Adding a dataset only requires editing config/datasets.json. No Python code changes are needed.

Add a direct-download dataset

Open config/datasets.json and add an entry to the datasets array:

{
  "id": "my-dataset",
  "name": "My Custom Dataset",
  "description": "A collection of high-resolution test images",
  "type": "zip",
  "url": "https://example.com/my-dataset.zip",
  "size_mb": 200,
  "image_count": 50,
  "resolution": "2K",
  "format": "PNG",
  "extracted_folder": "my-dataset-images",
  "license": "CC BY 4.0",
  "source": "My Organization"
}

Required fields

Field	Description
`id`	Unique identifier (lowercase, hyphens, digits only — pattern `^[a-z0-9-]+$`).
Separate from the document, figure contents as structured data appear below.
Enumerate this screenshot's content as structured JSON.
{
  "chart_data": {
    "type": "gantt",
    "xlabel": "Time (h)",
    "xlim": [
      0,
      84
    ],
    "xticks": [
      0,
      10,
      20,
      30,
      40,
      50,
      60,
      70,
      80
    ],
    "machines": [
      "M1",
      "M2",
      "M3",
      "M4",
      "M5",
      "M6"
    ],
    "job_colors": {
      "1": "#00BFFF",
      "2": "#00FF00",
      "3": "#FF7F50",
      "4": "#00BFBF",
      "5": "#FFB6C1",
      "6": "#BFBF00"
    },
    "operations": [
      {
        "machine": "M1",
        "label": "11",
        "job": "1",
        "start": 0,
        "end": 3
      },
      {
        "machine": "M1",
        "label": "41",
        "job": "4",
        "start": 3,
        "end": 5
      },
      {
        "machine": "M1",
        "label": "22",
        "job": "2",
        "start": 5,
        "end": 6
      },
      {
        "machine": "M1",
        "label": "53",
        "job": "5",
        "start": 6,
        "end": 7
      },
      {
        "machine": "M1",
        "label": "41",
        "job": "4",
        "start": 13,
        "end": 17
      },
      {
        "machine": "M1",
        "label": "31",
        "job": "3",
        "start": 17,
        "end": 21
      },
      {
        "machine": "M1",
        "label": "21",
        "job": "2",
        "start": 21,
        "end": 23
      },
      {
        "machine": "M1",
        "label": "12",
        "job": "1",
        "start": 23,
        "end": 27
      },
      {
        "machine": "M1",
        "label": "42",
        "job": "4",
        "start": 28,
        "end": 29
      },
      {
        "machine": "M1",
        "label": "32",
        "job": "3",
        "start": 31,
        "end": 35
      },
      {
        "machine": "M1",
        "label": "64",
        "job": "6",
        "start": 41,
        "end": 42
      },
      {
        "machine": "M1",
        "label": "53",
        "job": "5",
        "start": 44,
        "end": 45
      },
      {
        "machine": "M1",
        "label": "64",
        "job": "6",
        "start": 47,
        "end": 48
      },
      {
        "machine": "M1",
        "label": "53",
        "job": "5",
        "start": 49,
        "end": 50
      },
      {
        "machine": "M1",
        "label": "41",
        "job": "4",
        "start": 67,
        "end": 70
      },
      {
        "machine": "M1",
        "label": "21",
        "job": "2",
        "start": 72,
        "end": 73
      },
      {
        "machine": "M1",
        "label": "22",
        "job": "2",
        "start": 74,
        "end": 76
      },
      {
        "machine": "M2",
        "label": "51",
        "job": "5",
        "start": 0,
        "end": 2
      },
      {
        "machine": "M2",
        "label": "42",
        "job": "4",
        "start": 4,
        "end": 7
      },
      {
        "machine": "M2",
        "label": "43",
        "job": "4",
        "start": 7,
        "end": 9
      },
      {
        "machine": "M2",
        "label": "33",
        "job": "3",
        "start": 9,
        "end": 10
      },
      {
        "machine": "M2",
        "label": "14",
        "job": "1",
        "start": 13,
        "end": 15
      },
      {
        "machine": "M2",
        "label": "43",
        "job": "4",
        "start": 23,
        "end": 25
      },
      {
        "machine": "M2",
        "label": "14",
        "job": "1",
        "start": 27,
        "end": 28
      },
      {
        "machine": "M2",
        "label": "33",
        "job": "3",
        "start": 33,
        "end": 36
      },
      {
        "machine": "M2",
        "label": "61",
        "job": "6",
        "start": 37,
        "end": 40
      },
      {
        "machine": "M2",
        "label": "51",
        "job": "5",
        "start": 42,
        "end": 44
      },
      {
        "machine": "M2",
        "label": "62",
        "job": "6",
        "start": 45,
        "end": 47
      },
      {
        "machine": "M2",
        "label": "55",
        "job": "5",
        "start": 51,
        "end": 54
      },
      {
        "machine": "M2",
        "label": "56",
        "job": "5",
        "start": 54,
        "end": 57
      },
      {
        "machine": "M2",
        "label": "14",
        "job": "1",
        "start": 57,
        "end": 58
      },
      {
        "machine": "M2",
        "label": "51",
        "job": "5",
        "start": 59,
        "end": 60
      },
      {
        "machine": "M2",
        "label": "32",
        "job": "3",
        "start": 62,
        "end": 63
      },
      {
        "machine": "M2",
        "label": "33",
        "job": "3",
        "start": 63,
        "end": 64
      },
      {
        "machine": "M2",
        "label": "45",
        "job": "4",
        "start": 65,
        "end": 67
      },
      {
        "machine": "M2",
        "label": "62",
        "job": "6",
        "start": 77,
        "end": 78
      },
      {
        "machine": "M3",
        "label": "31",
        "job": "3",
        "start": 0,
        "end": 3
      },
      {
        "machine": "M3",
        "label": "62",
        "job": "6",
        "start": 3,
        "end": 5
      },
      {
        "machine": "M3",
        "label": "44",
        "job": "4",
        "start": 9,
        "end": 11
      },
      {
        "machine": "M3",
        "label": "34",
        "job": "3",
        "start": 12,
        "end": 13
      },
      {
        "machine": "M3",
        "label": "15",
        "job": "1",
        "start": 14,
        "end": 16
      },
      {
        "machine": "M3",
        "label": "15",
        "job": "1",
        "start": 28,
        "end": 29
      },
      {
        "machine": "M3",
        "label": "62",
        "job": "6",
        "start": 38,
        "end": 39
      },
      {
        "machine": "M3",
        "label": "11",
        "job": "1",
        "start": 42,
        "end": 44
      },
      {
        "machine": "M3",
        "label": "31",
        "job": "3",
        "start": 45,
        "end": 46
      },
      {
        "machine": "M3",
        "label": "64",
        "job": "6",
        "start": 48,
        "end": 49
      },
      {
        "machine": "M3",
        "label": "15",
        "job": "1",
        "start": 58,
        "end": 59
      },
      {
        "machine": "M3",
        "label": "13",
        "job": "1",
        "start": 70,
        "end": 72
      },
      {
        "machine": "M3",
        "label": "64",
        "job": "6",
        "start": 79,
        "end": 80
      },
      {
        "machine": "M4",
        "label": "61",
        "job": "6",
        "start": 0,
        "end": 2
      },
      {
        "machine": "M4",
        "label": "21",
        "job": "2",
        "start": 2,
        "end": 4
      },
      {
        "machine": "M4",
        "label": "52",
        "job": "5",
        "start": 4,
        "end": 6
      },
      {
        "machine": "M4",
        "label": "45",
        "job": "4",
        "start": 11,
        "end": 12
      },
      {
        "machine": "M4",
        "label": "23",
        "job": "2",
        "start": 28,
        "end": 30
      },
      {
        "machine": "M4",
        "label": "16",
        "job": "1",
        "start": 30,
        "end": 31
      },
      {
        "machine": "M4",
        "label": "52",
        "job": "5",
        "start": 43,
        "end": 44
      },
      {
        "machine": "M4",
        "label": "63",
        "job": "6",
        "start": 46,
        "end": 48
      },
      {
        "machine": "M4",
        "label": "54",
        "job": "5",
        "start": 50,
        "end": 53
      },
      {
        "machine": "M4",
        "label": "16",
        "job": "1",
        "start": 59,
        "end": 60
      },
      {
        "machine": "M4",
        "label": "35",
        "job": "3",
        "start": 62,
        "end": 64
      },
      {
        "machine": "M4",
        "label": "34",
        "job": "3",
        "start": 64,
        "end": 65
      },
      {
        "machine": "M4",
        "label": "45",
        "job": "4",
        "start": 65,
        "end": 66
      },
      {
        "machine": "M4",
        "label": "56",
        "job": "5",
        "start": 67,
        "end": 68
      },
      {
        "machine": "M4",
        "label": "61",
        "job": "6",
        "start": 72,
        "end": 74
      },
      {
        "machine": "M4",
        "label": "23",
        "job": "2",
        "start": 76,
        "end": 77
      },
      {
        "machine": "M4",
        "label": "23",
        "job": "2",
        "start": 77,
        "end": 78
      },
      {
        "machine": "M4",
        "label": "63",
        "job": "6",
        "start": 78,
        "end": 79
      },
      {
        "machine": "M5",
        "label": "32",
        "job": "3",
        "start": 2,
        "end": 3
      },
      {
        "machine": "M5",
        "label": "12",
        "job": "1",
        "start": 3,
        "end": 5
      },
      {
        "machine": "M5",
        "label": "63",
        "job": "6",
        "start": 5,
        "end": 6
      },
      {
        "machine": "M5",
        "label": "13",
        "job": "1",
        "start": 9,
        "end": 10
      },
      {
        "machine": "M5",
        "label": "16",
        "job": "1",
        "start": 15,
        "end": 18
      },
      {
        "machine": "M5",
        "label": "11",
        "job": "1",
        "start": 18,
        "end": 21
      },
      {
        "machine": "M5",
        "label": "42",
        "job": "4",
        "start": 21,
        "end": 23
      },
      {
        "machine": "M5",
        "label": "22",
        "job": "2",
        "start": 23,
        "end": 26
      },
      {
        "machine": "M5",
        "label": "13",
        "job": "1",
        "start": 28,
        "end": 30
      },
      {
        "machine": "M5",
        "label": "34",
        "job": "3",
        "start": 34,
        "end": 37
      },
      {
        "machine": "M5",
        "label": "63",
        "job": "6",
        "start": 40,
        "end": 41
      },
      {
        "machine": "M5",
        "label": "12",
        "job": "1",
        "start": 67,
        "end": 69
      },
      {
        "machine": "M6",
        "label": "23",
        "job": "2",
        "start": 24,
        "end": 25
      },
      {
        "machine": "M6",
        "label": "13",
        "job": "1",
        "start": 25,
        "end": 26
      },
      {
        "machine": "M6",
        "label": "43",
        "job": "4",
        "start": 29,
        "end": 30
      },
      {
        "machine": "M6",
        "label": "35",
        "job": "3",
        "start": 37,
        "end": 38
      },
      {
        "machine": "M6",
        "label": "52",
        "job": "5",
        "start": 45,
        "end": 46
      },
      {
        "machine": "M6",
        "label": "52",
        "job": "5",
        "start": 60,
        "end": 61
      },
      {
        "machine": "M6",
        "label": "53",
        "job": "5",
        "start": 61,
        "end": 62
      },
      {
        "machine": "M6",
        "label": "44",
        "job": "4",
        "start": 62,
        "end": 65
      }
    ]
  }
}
Used in CLI commands.
`name`	Human-readable name.
`description`	Brief description.
`type`	Archive format: `zip`, `tar`, `tar.gz`, `tgz`, or `folder` (Google Drive folders).
`url`	Download URL (HTTP/HTTPS).
`size_mb`	Approximate download size in MB.
`image_count`	Number of images.
`resolution`	Resolution description (e.g., `"2K"`, `"4K"`).
`format`	Image format (e.g., `"PNG"`, `"TIFF"`).

Optional fields

Field	Description
`storage_type`	`"direct"` (default), `"google_drive"`, or `"dropbox"`.
`folder_id`	Google Drive folder ID (for `"google_drive"` storage type).
`post_process`	`"extract_zips"` or `"extract_multipart_zips"` (for nested archives).
`extracted_folder`	Folder name inside the archive after extraction.
`rename_to`	Rename extracted folder to this name.
`license`	License information.
`source`	Organization providing the dataset.

Add a Google Drive dataset

For datasets hosted on Google Drive, set storage_type and provide the folder or file details:

{
  "id": "my-gdrive-dataset",
  "name": "My Google Drive Dataset",
  "description": "4K images from Google Drive",
  "type": "folder",
  "url": "https://drive.google.com/drive/folders/FOLDER_ID",
  "storage_type": "google_drive",
  "folder_id": "FOLDER_ID",
  "post_process": "extract_zips",
  "size_mb": 1300,
  "image_count": 80,
  "resolution": "4K",
  "format": "PNG",
  "license": "CC BY-NC-ND 4.0",
  "source": "Research Group"
}

Verify the dataset

Fetch the new dataset:

just fetch my-dataset

Check that images are in place:

ls data/datasets/my-dataset/

You can also verify all downloaded datasets:

python3 scripts/fetch_dataset.py --show-downloaded

Image format recommendations

Use lossless source images (PNG, TIFF) for unbiased format comparison. JPEG sources have pre-existing compression artifacts that skew quality metrics.
Include at least 50 images for statistical significance in analysis.
Consistent resolution within a dataset makes comparison cleaner, though the resolution encoder parameter can normalize images before encoding.

Schema validation

The configuration is validated against config/datasets.schema.json. IDEs with JSON Schema support (including VS Code in the dev container) will provide autocompletion and inline validation when you edit the file.